The man gave Phil a moment to calm down before continuing his assessment.

“Do you know what suicide is, Mr. Warner?”

“Probably not in the way you’re thinking.”

“Suicide is quitting, Mr. Warner. Have you ever quit before?”

“Of course! Everybody quits from time to time.”

“And do you see anything wrong with that?”

“No! Well, I mean, it depends?”

“On what, Mr. Warner?”

“On what you lose.”

“What did you lose by quitting life, Mr. Warner?”


“What’s ‘everything,’ Mr. Warner?”

“Well, I have a daughter.”

“And what will you miss about her the most?”

“I don’t know yet.”

“You don’t know yet?”

“To be honest, I haven’t really been Father of the Year. I want to change that.”

“Admirable. What else?”

“I’d like to be a better husband.”

“To which wife?”

“The most recent one, obviously. Or maybe a new one? I don’t know. I just know I’d be a better husband this time around.”

“Okay. What else?”

“Does there NEED to be something else?”

“If you want more time, yeah, there kind of does.”

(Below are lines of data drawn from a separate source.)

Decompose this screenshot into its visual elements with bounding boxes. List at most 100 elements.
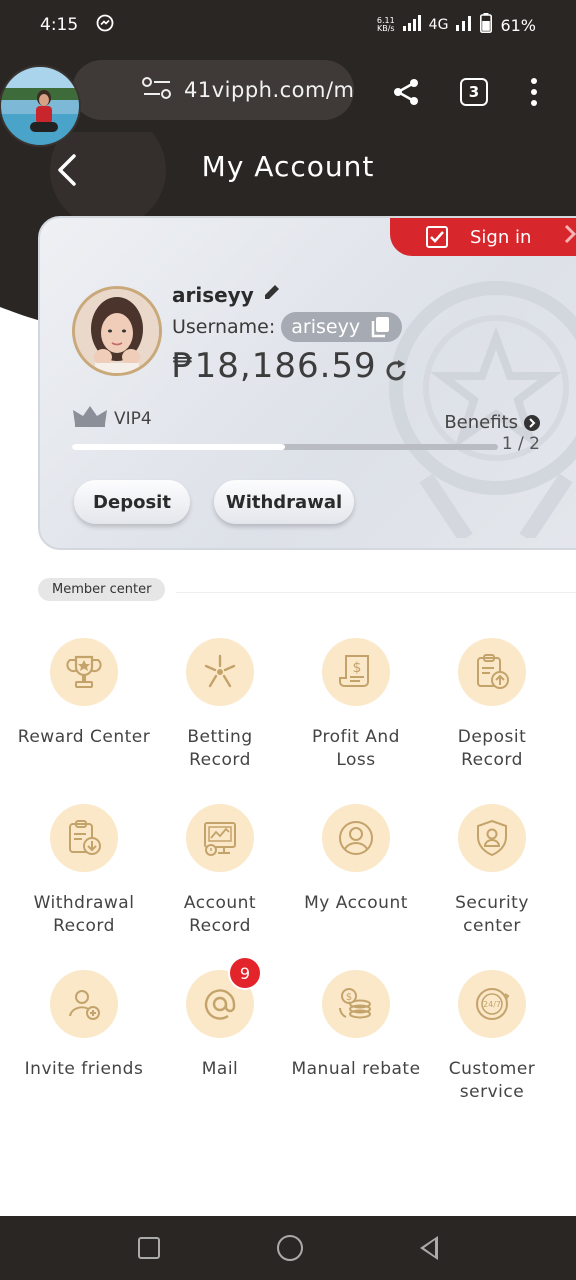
member-center-item-label: Deposit Record [424,726,560,772]
member-center-item-manual-rebate[interactable]: $ Manual rebate [288,970,424,1081]
member-center-item-account[interactable]: Account Record [152,804,288,938]
withdrawal-button[interactable]: Withdrawal [214,480,354,524]
username-pill[interactable]: ariseyy [281,312,403,342]
vip-level: VIP4 [72,404,152,433]
item-label-line1: Manual rebate [291,1059,421,1079]
page-title: My Account [201,150,375,183]
member-center-item-label: Security center [424,892,560,938]
signal-icon-2 [456,15,472,35]
member-center-item-label: Invite friends [16,1058,152,1081]
browser-toolbar: 41vipph.com/m/mem 3 [0,50,576,132]
member-center-item-label: Customer service [424,1058,560,1104]
android-nav-bar [0,1216,576,1280]
member-center-item-label: Account Record [152,892,288,938]
edit-pencil-icon[interactable] [262,282,282,307]
sign-in-label: Sign in [470,226,532,248]
divider [176,592,576,593]
account-card: Sign in ariseyy Username: ariseyy ₱18,18… [38,216,576,550]
username-value: ariseyy [291,316,361,338]
item-label-line2: Record [189,916,251,936]
shield-user-icon [458,804,526,872]
member-center-item-deposit[interactable]: Deposit Record [424,638,560,772]
unread-badge: 9 [228,956,262,990]
balance-value: ₱18,186.59 [172,346,377,386]
messenger-icon [96,14,114,36]
username-label: Username: [172,316,276,338]
more-menu-icon[interactable] [526,76,542,108]
item-label-line2: center [463,916,521,936]
net-speed-unit: KB/s [376,24,395,33]
support-24-7-icon: 24/7 [458,970,526,1038]
refresh-icon[interactable] [383,353,409,381]
item-label-line2: Loss [336,750,376,770]
member-center-item-label: Reward Center [16,726,152,749]
benefits-link[interactable]: Benefits [444,412,540,433]
member-center-label: Member center [38,578,166,601]
member-center-item-label: Manual rebate [288,1058,424,1081]
account-monitor-icon [186,804,254,872]
item-label-line1: Deposit [457,727,527,747]
member-center-item-withdrawal[interactable]: Withdrawal Record [16,804,152,938]
item-label-line1: Customer [448,1059,536,1079]
member-center-item-label: Withdrawal Record [16,892,152,938]
user-avatar[interactable] [72,286,162,376]
item-label-line1: Security [455,893,529,913]
battery-icon [480,13,493,37]
member-center-item-label: My Account [288,892,424,915]
url-text[interactable]: 41vipph.com/m/mem [184,78,354,102]
copy-icon[interactable] [370,316,390,338]
profile-avatar[interactable] [0,58,84,154]
chevron-right-icon [563,223,576,251]
item-label-line1: Invite friends [24,1059,144,1079]
user-circle-icon [322,804,390,872]
invite-user-icon [50,970,118,1038]
tabs-count-button[interactable]: 3 [460,78,488,106]
vip-level-text: VIP4 [114,408,152,429]
item-label-line2: service [459,1082,525,1102]
member-center-item-betting[interactable]: Betting Record [152,638,288,772]
trophy-icon [50,638,118,706]
member-center-item-invite-friends[interactable]: Invite friends [16,970,152,1081]
nickname-text: ariseyy [172,282,254,307]
site-settings-icon[interactable] [142,76,172,104]
vip-progress-count: 1 / 2 [501,434,540,454]
svg-text:$: $ [353,660,362,676]
balance: ₱18,186.59 [172,346,409,386]
network-type: 4G [428,17,449,33]
item-label-line1: Reward Center [17,727,151,747]
member-center-item-mail[interactable]: 9 Mail [152,956,288,1081]
betting-star-icon [186,638,254,706]
recent-apps-icon[interactable] [138,1237,161,1259]
item-label-line1: Mail [201,1059,239,1079]
item-label-line1: Withdrawal [33,893,135,913]
nickname: ariseyy [172,282,282,307]
vip-progress-fill [72,444,285,450]
crown-icon [72,404,108,433]
status-time: 4:15 [40,15,79,35]
signal-icon [402,15,421,35]
item-label-line2: Record [461,750,523,770]
back-triangle-icon[interactable] [419,1236,438,1260]
member-center-item-my-account[interactable]: My Account [288,804,424,915]
member-center-item-label: Betting Record [152,726,288,772]
sign-in-button[interactable]: Sign in [390,218,576,256]
member-center-item-security[interactable]: Security center [424,804,560,938]
member-center-item-profit-and[interactable]: $ Profit And Loss [288,638,424,772]
member-center-item-label: Profit And Loss [288,726,424,772]
item-label-line1: Profit And [312,727,400,747]
home-icon[interactable] [276,1235,303,1261]
member-center-item-customer[interactable]: 24/7 Customer service [424,970,560,1104]
item-label-line1: Betting [187,727,253,747]
receipt-dollar-icon: $ [322,638,390,706]
member-center-item-reward-center[interactable]: Reward Center [16,638,152,749]
url-bar[interactable]: 41vipph.com/m/mem [72,60,354,120]
deposit-button[interactable]: Deposit [74,480,190,524]
share-icon[interactable] [390,76,422,108]
coins-icon: $ [322,970,390,1038]
withdrawal-clipboard-icon [50,804,118,872]
item-label-line2: Record [189,750,251,770]
item-label-line1: My Account [304,893,408,913]
net-speed: 6.11 KB/s [377,17,395,33]
battery-percent: 61% [500,15,536,35]
deposit-clipboard-icon [458,638,526,706]
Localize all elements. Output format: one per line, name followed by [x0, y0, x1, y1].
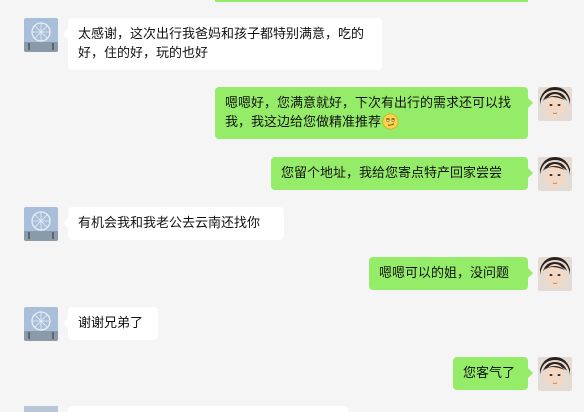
smirk-emoji-icon	[382, 113, 399, 130]
contact-avatar[interactable]	[24, 18, 58, 52]
previous-message-bubble-edge	[215, 0, 528, 2]
incoming-message[interactable]: 太感谢，这次出行我爸妈和孩子都特别满意，吃的好，住的好，玩的也好	[63, 18, 382, 70]
portrait-avatar-icon	[538, 257, 572, 291]
outgoing-message[interactable]: 嗯嗯好，您满意就好，下次有出行的需求还可以找我，我这边给您做精准推荐	[215, 87, 533, 139]
incoming-message[interactable]: 谢谢兄弟了	[63, 307, 158, 340]
outgoing-message[interactable]: 嗯嗯可以的姐，没问题	[369, 257, 533, 290]
ferris-wheel-avatar-icon	[24, 207, 58, 241]
portrait-avatar-icon	[538, 157, 572, 191]
contact-avatar[interactable]	[24, 207, 58, 241]
incoming-message[interactable]: 有机会我和我老公去云南还找你	[63, 207, 284, 240]
chat-window: 太感谢，这次出行我爸妈和孩子都特别满意，吃的好，住的好，玩的也好 嗯嗯好，您满意…	[0, 0, 584, 412]
my-avatar[interactable]	[538, 257, 572, 291]
outgoing-message[interactable]: 您留个地址，我给您寄点特产回家尝尝	[271, 157, 533, 190]
ferris-wheel-avatar-icon	[24, 307, 58, 341]
my-avatar[interactable]	[538, 357, 572, 391]
ferris-wheel-avatar-icon	[24, 18, 58, 52]
next-message-bubble-edge	[68, 406, 348, 412]
contact-avatar[interactable]	[24, 307, 58, 341]
my-avatar[interactable]	[538, 157, 572, 191]
portrait-avatar-icon	[538, 357, 572, 391]
outgoing-message[interactable]: 您客气了	[453, 357, 533, 390]
my-avatar[interactable]	[538, 87, 572, 121]
message-text: 嗯嗯好，您满意就好，下次有出行的需求还可以找我，我这边给您做精准推荐	[225, 96, 512, 130]
next-contact-avatar-edge	[24, 406, 58, 412]
portrait-avatar-icon	[538, 87, 572, 121]
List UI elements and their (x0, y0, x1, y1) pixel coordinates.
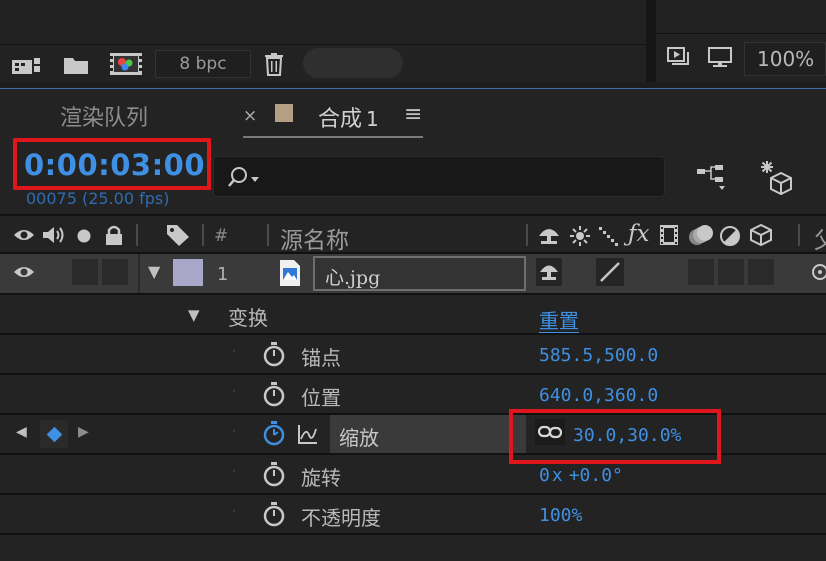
draft-3d-icon[interactable] (758, 158, 798, 196)
layer-label-color[interactable] (173, 259, 203, 286)
row-dot: · (232, 504, 236, 518)
frame-count: 00075 (25.00 fps) (26, 189, 170, 208)
stopwatch-icon[interactable] (262, 341, 286, 367)
stopwatch-active-icon[interactable] (262, 420, 286, 446)
effects-fx-icon[interactable]: ƒx (628, 221, 649, 247)
property-value-opacity[interactable]: 100% (539, 505, 582, 526)
video-switch-icon[interactable] (12, 224, 36, 246)
layer-quality-icon[interactable] (596, 258, 624, 286)
property-label-scale: 缩放 (339, 426, 379, 450)
prev-keyframe-icon[interactable]: ◀ (16, 424, 27, 440)
tab-composition[interactable]: 合成 1 (318, 101, 379, 133)
next-keyframe-icon[interactable]: ▶ (78, 424, 89, 440)
lock-icon[interactable] (102, 222, 126, 248)
layer-adjustment-switch[interactable] (718, 259, 744, 285)
collapse-sun-icon[interactable] (568, 224, 592, 248)
quality-icon[interactable] (596, 224, 622, 248)
tab-composition-number: 1 (366, 107, 379, 131)
stopwatch-icon[interactable] (262, 381, 286, 407)
monitor-icon[interactable] (705, 44, 735, 70)
timecode-highlight-box (13, 138, 211, 190)
shy-icon[interactable] (536, 223, 562, 247)
layer-shy-icon[interactable] (536, 258, 562, 286)
search-icon (222, 162, 262, 192)
layer-visibility-icon[interactable] (12, 262, 36, 282)
row-dot: · (232, 424, 236, 438)
property-label-anchor: 锚点 (301, 346, 341, 370)
property-label-rotation: 旋转 (301, 466, 341, 490)
3d-layer-icon[interactable] (748, 222, 774, 248)
interpret-footage-icon[interactable] (8, 52, 44, 78)
magnification-value: 100% (757, 47, 815, 71)
parent-header: 父 (814, 228, 826, 254)
layer-3d-switch[interactable] (748, 259, 774, 285)
layer-expand-toggle[interactable]: ▼ (148, 262, 160, 281)
source-name-header[interactable]: 源名称 (280, 221, 349, 255)
rotation-degrees: +0.0° (568, 465, 623, 486)
layer-number: 1 (217, 264, 229, 285)
layer-name-field[interactable]: 心.jpg (313, 256, 526, 291)
property-value-position[interactable]: 640.0,360.0 (539, 385, 658, 406)
trash-icon[interactable] (260, 50, 288, 78)
transform-reset-link[interactable]: 重置 (539, 305, 579, 334)
property-value-anchor[interactable]: 585.5,500.0 (539, 345, 658, 366)
comp-color-swatch (275, 104, 293, 122)
stopwatch-icon[interactable] (262, 461, 286, 487)
transform-group-label: 变换 (228, 306, 268, 330)
keyframe-toggle[interactable] (40, 420, 68, 448)
layer-lock-switch[interactable] (102, 259, 128, 285)
solo-switch-icon[interactable] (74, 226, 94, 246)
search-input[interactable] (213, 156, 665, 197)
property-label-position: 位置 (301, 386, 341, 410)
label-tag-icon[interactable] (164, 222, 192, 248)
parent-pickwhip-icon[interactable] (808, 262, 826, 282)
row-dot: · (232, 384, 236, 398)
magnification-dropdown[interactable]: 100% (744, 42, 826, 76)
project-scrollbar[interactable] (303, 48, 403, 78)
motion-blur-icon[interactable] (686, 221, 716, 249)
keyframe-diamond-icon (46, 426, 62, 442)
new-folder-icon[interactable] (58, 52, 94, 78)
scale-highlight-box (509, 409, 721, 464)
property-value-rotation[interactable]: 0 x +0.0° (539, 465, 623, 486)
transform-expand-toggle[interactable]: ▼ (188, 306, 200, 324)
bit-depth-label: 8 bpc (179, 54, 227, 74)
panel-menu-icon[interactable]: ≡ (404, 102, 422, 127)
layer-motion-blur-switch[interactable] (688, 259, 714, 285)
snapshot-icon[interactable] (664, 44, 694, 70)
layer-number-header: # (214, 226, 229, 246)
audio-switch-icon[interactable] (40, 223, 68, 247)
tab-close-icon[interactable]: × (243, 106, 257, 126)
active-tab-underline (243, 136, 423, 138)
stopwatch-icon[interactable] (262, 501, 286, 527)
row-dot: · (232, 464, 236, 478)
image-file-icon (276, 257, 304, 289)
tab-composition-label: 合成 (318, 107, 363, 132)
layer-name: 心.jpg (325, 267, 381, 289)
new-composition-icon[interactable] (106, 50, 146, 78)
bit-depth-button[interactable]: 8 bpc (155, 50, 251, 78)
frame-blending-icon[interactable] (656, 222, 682, 248)
rotation-revolutions: 0 (539, 465, 550, 486)
flowchart-icon[interactable] (694, 160, 730, 194)
adjustment-layer-icon[interactable] (718, 224, 742, 248)
row-dot: · (232, 344, 236, 358)
rotation-x: x (551, 465, 563, 486)
graph-icon[interactable] (296, 422, 320, 446)
layer-audio-switch[interactable] (72, 259, 98, 285)
property-label-opacity: 不透明度 (301, 506, 381, 530)
tab-render-queue[interactable]: 渲染队列 (60, 100, 148, 132)
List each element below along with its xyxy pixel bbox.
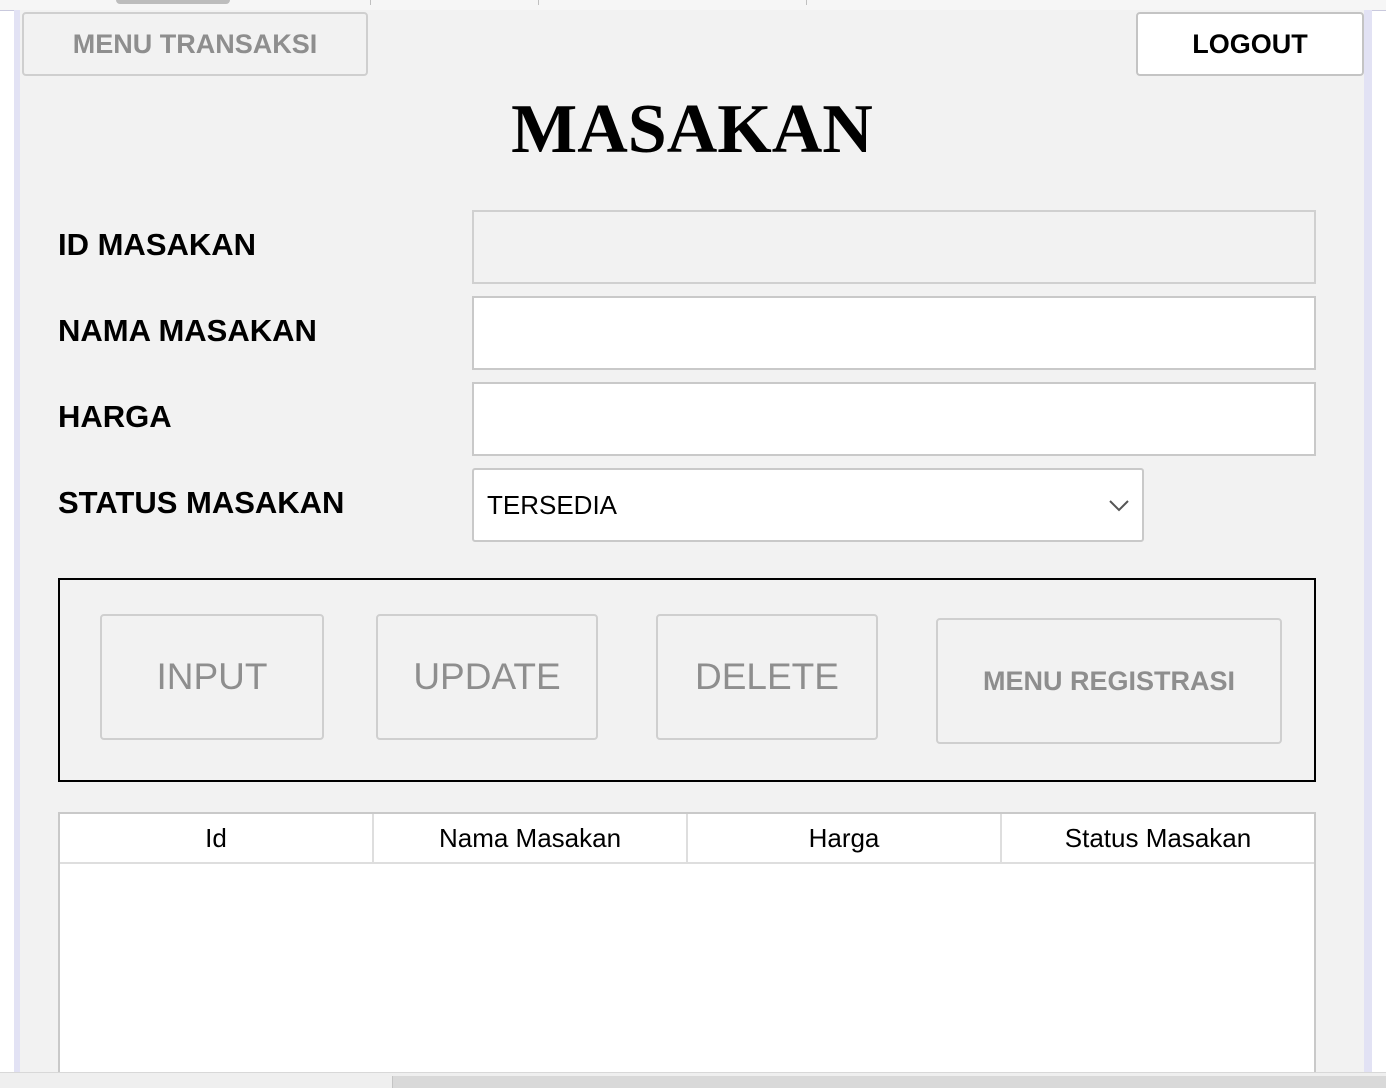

The man propped his elbows up on the desk and stared Phil dead in the eyes.

“Because, Mr. Warner, so far you’ve given me nothing but two massive regrets and some lofty aspirations.”

“Of course I have regrets. Doesn’t everybody?”

“Yes, Mr. Warner, everybody has regrets, but you’re lacking results.”

“I don’t understand.”

“What are you proud of, Mr. Warner? What would you CONTINUE doing with your life If I grant you this loan?”

The question swept in like a drone strike on Phil’s stockpile of rebuttals. The man could see Phil’s eyelids quiver like a final death rattle.

“Nothing,” Phil responded in his calmest tone since entering the office. “I wouldn’t want anything in my life to stay the same.”

“Then what do you really want, Mr. Warner?”

Phil laughed, finally realizing what he’s been wanting all along.

“I guess I want a new life.”

“Well, Mr. Warner, I’m afraid there’s nothing I can do about that. The best I can do is send you back to the life you no longer want, but I think we both know how that will end, don’t we?”

Phil responded with a single nod.

“So, what do I do now?” Phil asked.

“You walk out that door and enter the Great Unknown,” the man responded, pointing to Phil’s final exit.

“Will it be better than my not-so-great known?”

“You’ll see.”

Phil could tell his time had officially run out. He stood up from the chair, gave the man a hesitant wave and turned towards the door. The wall facing him was void of any pictures, color or clocks. There was only nothingness, and Phil was fine with that.